Sarah Long, médecin à la faculté de médecine de l'université Drexel de Philadelphie, a décrit une « panique majeure en matière de santé publique » si les personnes vaccinées avec une primo-vaccination autre que celle de Pfizer ne pouvaient pas recevoir de dose de rappel, étant donné qu'il n'existe aucune donnée officielle sur le mélange des vaccins.

« Cela va laisser la moitié des personnes vaccinées… ayant reçu un vaccin et se voyant dire qu’elles risquent désormais une diminution de leur immunité et une hospitalisation, et qu’elles ne peuvent pas recevoir de dose de rappel », a-t-il déclaré, ajoutant qu’ils doivent résoudre le problème du mélange et de la correspondance des vaccins et « si nous sommes prêts à effrayer les personnes ayant reçu le vaccin Moderna ».
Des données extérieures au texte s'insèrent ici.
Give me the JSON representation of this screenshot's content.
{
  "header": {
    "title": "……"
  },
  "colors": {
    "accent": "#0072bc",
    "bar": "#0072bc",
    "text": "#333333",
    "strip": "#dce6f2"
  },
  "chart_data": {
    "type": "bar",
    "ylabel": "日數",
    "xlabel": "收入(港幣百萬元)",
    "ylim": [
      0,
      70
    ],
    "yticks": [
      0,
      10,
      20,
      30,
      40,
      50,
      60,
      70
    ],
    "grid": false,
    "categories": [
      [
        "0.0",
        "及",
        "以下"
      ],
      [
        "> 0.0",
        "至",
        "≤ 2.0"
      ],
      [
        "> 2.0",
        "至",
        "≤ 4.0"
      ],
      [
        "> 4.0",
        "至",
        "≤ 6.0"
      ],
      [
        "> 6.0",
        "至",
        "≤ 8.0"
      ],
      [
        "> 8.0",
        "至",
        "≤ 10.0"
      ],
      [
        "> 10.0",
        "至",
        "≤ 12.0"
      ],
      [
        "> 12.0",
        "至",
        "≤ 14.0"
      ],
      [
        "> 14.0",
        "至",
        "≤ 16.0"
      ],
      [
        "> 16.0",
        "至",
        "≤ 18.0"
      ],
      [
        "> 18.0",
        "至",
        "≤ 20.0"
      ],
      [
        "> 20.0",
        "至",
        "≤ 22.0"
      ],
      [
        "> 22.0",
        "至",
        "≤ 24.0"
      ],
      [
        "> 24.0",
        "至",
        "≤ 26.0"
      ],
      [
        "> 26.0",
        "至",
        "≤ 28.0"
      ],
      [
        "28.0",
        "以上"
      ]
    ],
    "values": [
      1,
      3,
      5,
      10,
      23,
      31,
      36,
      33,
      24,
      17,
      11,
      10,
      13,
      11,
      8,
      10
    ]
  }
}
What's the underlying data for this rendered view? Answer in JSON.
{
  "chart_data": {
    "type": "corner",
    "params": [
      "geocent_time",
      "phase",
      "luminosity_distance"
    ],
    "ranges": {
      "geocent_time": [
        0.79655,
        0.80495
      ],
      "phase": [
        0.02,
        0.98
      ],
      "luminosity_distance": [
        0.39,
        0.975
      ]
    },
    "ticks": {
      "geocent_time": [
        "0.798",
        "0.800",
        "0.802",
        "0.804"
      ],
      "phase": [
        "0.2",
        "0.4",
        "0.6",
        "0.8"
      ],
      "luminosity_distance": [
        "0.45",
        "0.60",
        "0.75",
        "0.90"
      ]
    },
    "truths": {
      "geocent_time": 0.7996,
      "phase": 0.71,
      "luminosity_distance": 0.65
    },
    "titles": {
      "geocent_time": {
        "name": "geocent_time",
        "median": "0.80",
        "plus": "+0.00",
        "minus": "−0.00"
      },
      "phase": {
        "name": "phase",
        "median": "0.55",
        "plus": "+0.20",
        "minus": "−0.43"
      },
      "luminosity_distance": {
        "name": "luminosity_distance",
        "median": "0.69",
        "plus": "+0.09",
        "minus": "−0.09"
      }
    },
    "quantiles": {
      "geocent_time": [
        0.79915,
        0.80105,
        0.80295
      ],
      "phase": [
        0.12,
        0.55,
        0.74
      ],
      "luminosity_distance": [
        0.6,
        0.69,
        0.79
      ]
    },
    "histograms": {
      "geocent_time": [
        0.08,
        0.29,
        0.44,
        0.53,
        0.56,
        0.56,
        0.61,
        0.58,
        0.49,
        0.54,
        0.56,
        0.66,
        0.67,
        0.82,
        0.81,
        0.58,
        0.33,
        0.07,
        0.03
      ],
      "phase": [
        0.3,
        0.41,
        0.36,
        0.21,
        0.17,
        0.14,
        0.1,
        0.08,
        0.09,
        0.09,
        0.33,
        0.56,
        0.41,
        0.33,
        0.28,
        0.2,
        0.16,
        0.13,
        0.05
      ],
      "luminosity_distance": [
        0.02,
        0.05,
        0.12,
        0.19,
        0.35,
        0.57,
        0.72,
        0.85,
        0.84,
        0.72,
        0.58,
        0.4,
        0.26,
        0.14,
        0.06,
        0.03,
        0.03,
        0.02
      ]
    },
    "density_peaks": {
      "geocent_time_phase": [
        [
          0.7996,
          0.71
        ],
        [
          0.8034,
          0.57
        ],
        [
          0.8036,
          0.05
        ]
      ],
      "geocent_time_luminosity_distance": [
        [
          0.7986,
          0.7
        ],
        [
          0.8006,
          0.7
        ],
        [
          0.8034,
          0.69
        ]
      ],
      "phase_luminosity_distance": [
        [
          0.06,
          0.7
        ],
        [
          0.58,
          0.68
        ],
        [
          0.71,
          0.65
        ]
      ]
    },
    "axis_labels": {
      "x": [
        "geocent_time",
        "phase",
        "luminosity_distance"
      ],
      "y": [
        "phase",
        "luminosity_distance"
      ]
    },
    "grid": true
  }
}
Le Dr Wilbur Chen, de l'Université du Maryland à Baltimore, a convenu que les recommandations de l'ACIP ne devraient pas « contraindre un patient à suivre le schéma vaccinal initial qu'il a reçu pour cette dose de rappel ». Il a déclaré espérer que le comité puisse réviser ces recommandations afin qu'elles soient « indépendantes du schéma vaccinal initial ».

Cependant, le Dr Doran Fink, membre de liaison de la FDA, a déclaré que du point de vue de l'agence, « les données ne sont pas disponibles pour déterminer l'interchangeabilité de "différents pilotes" avec une série primaire ».

Beth Bell, médecin à l'Université de Washington à Seattle, a également demandé des précisions sur le point de savoir si les recommandations de l'ACIP ne s'appliqueraient qu'aux personnes ayant reçu la primo-vaccination de Pfizer.

Si la FDA délivre une autorisation d'utilisation d'urgence (EUA), « la politique de l'ACIP devra être cohérente avec le libellé de ces conditions d'utilisation », a déclaré Amanda Cohn, MD, du CDC.

Alors que l'ACIP a jusqu'à présent formulé toutes ses recommandations sur des vaccins individuels contre la COVID-19, la présidente de l'ACIP, Grace Lee, médecin à l'université de Stanford en Californie, a déclaré qu'elle pensait qu'à terme, les recommandations concernant les vaccins contre la COVID devraient être traitées comme celles concernant la grippe, c'est-à-dire généralisées à une population contre un produit particulier, ce qui « serait logique du point de vue de la santé publique », a-t-elle déclaré.

Les membres du comité ont également estimé qu'il était important de préciser que l'objectif d'un programme de vaccination est de prévenir les maladies graves et les décès, étant donné que le vaccin a peu de chances d'empêcher la transmission.

Helen Keipp Talbot, MD, MPH, de l'Université Vanderbilt à Nashville, a ajouté que les objectifs de la vaccination de groupes tels que les travailleurs de la santé seraient « de réduire les cas bénins afin que les travailleurs de la santé puissent retourner au travail ».

Le personnel des CDC a également présenté des données concernant les personnes ayant reçu une troisième dose du vaccin après l'autorisation d'utilisation d'urgence (AUU) de la FDA. Ces données n'ont révélé aucun risque accru d'effets indésirables après cette troisième dose. Bien qu'un cas préliminaire de myocardite ait été observé, il s'agissait d'un homme de 73 ans, 22 jours après la vaccination. Le personnel des CDC a donc précisé qu'il était peu probable que ce cas soit lié au vaccin.

Vendredi, le comité consultatif sur les vaccins et les produits biologiques apparentés de la FDA a recommandé une troisième dose du vaccin Pfizer pour les personnes âgées et les groupes à haut risque aux États-Unis , rejetant l'approbation d'une troisième dose pour toutes les personnes de 16 ans et plus, comme le fabricant Pfizer le demandait.

Le comité consultatif sur les pratiques d'immunisation (ACIP) doit se réunir jeudi en prévision d'une décision de la FDA.